Ao pôr do sol, largava o trabalho, e acompanhada da velha Rosa encaminhava os seus passos ou para o cemiterio da aldeia, ou para alguma cabana aonde eram precisas consolação e esmola, que ella prodigalisava com compassiva mão.

O snr. Anselmo, occupado com a administração da caza nunca acompanhava a sua sobrinha n'estas caritativas pisadas; e fóra as horas da comida poucas vezes se viam.

Como iamos dizendo, o snr. Anselmo appareceu no gabinete da menina quando a velha lhe estava dizendo que havia em caza novidade. Clotilde fitou em seu tio um olhar curioso, e alli disse-lhe:

Eu venho despedir-me de ti, minha filha, por que vou a caza do marquez de Santa Eulalia, recebi hoje uma carta do filho do barão do Franco em que me diz que o seu companheiro Paulino de Sousa está em perigo de vida, e rogava-me o partecipasse ao pai do pobre moço. Vou por tanto dar hoje esta triste nova ao bom marquez; e venho saber se tu queres alguma cousa para a sua interessante filha.

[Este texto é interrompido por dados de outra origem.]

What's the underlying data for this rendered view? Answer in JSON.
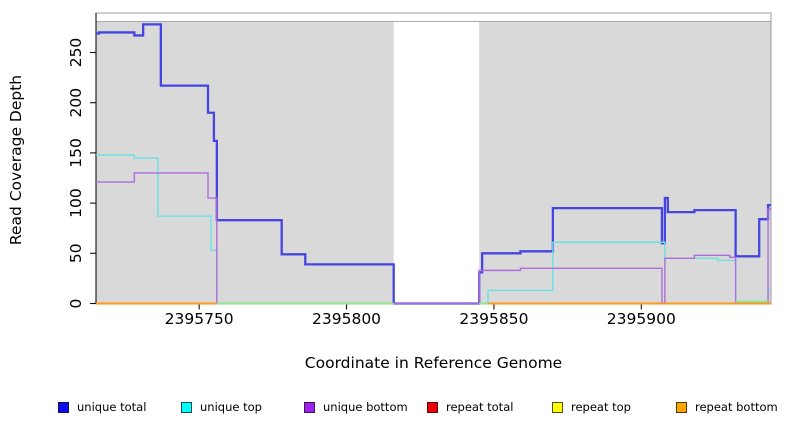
{
  "legend": {
    "items": [
      {
        "label": "unique total",
        "color": "#0d0dee"
      },
      {
        "label": "unique top",
        "color": "#00ffff"
      },
      {
        "label": "unique bottom",
        "color": "#a020f0"
      },
      {
        "label": "repeat total",
        "color": "#ee0000"
      },
      {
        "label": "repeat top",
        "color": "#ffff00"
      },
      {
        "label": "repeat bottom",
        "color": "#ffa500"
      }
    ]
  },
  "chart_data": {
    "type": "line",
    "subtype": "step-coverage",
    "xlabel": "Coordinate in Reference Genome",
    "ylabel": "Read Coverage Depth",
    "xlim": [
      2395715,
      2395944
    ],
    "ylim": [
      0,
      281
    ],
    "x_ticks": [
      2395750,
      2395800,
      2395850,
      2395900
    ],
    "y_ticks": [
      0,
      50,
      100,
      150,
      200,
      250
    ],
    "grid": false,
    "legend_position": "bottom",
    "panel_color": "#d9d9d9",
    "masked_region": [
      2395816,
      2395845
    ],
    "background_regions": [
      [
        2395715,
        2395816
      ],
      [
        2395845,
        2395944
      ]
    ],
    "series": [
      {
        "name": "repeat total",
        "color": "#ee0000",
        "width": 1.2,
        "segments": [
          [
            2395715,
            2395816,
            0
          ],
          [
            2395845,
            2395944,
            0
          ]
        ]
      },
      {
        "name": "repeat top",
        "color": "#f2f200",
        "width": 1.2,
        "segments": [
          [
            2395715,
            2395816,
            0
          ],
          [
            2395845,
            2395944,
            0
          ]
        ]
      },
      {
        "name": "repeat bottom",
        "color": "#ff9818",
        "width": 1.7,
        "segments": [
          [
            2395715,
            2395816,
            0
          ],
          [
            2395845,
            2395944,
            0
          ]
        ]
      },
      {
        "name": "unique total",
        "color": "#4645e2",
        "width": 2.3,
        "segments": [
          [
            2395715,
            2395716,
            269
          ],
          [
            2395716,
            2395728,
            270
          ],
          [
            2395728,
            2395731,
            267
          ],
          [
            2395731,
            2395737,
            278
          ],
          [
            2395737,
            2395753,
            217
          ],
          [
            2395753,
            2395755,
            190
          ],
          [
            2395755,
            2395756,
            162
          ],
          [
            2395756,
            2395778,
            83
          ],
          [
            2395778,
            2395786,
            49
          ],
          [
            2395786,
            2395816,
            39
          ],
          [
            2395816,
            2395845,
            0
          ],
          [
            2395845,
            2395846,
            31
          ],
          [
            2395846,
            2395859,
            50
          ],
          [
            2395859,
            2395870,
            52
          ],
          [
            2395870,
            2395907,
            95
          ],
          [
            2395907,
            2395908,
            60
          ],
          [
            2395908,
            2395909,
            105
          ],
          [
            2395909,
            2395918,
            91
          ],
          [
            2395918,
            2395932,
            93
          ],
          [
            2395932,
            2395940,
            47
          ],
          [
            2395940,
            2395943,
            84
          ],
          [
            2395943,
            2395944,
            98
          ]
        ]
      },
      {
        "name": "unique top",
        "color": "#68e2e2",
        "width": 1.4,
        "segments": [
          [
            2395715,
            2395728,
            148
          ],
          [
            2395728,
            2395736,
            145
          ],
          [
            2395736,
            2395754,
            87
          ],
          [
            2395754,
            2395756,
            53
          ],
          [
            2395756,
            2395816,
            0
          ],
          [
            2395845,
            2395848,
            0
          ],
          [
            2395848,
            2395870,
            13
          ],
          [
            2395870,
            2395908,
            61
          ],
          [
            2395908,
            2395926,
            45
          ],
          [
            2395926,
            2395932,
            43
          ],
          [
            2395932,
            2395943,
            2
          ],
          [
            2395943,
            2395944,
            14
          ]
        ]
      },
      {
        "name": "unique bottom",
        "color": "#ad6edb",
        "width": 1.4,
        "segments": [
          [
            2395715,
            2395728,
            121
          ],
          [
            2395728,
            2395753,
            130
          ],
          [
            2395753,
            2395756,
            105
          ],
          [
            2395756,
            2395845,
            0
          ],
          [
            2395845,
            2395859,
            33
          ],
          [
            2395859,
            2395907,
            35
          ],
          [
            2395907,
            2395908,
            0
          ],
          [
            2395908,
            2395918,
            45
          ],
          [
            2395918,
            2395930,
            48
          ],
          [
            2395930,
            2395932,
            46
          ],
          [
            2395932,
            2395943,
            0
          ],
          [
            2395943,
            2395944,
            94
          ]
        ]
      }
    ],
    "zero_overlays": [
      {
        "x1": 2395715,
        "x2": 2395756,
        "y": 0,
        "color": "#ff9818"
      },
      {
        "x1": 2395756,
        "x2": 2395816,
        "y": 0,
        "color": "#8fe88f"
      },
      {
        "x1": 2395845,
        "x2": 2395848,
        "y": 0,
        "color": "#8fe88f"
      },
      {
        "x1": 2395848,
        "x2": 2395944,
        "y": 0,
        "color": "#ff9818"
      },
      {
        "x1": 2395932,
        "x2": 2395943,
        "y": 2,
        "color": "#8fe88f"
      }
    ]
  }
}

O velho fallava, mas Clotilde já não o ouvia! uma pallidez mortal tinha substituido o colorido de suas faces, e os olhos immoveis e secos deixavam conhecer uma d'essas crises moraes em que nem nos é dado o allivio das lagrimas. O snr. Cunha reparou então no transtorno das feições de sua sobrinha; a esta fraquearam-lhe as pernas, e cahiu sem sentidos em um sofá.

O velho afflicto chamou pela velha Rosa, que no mesmo momento appareceu.

― Veja como está a menina! acaso já lhe deu isto alguma vez?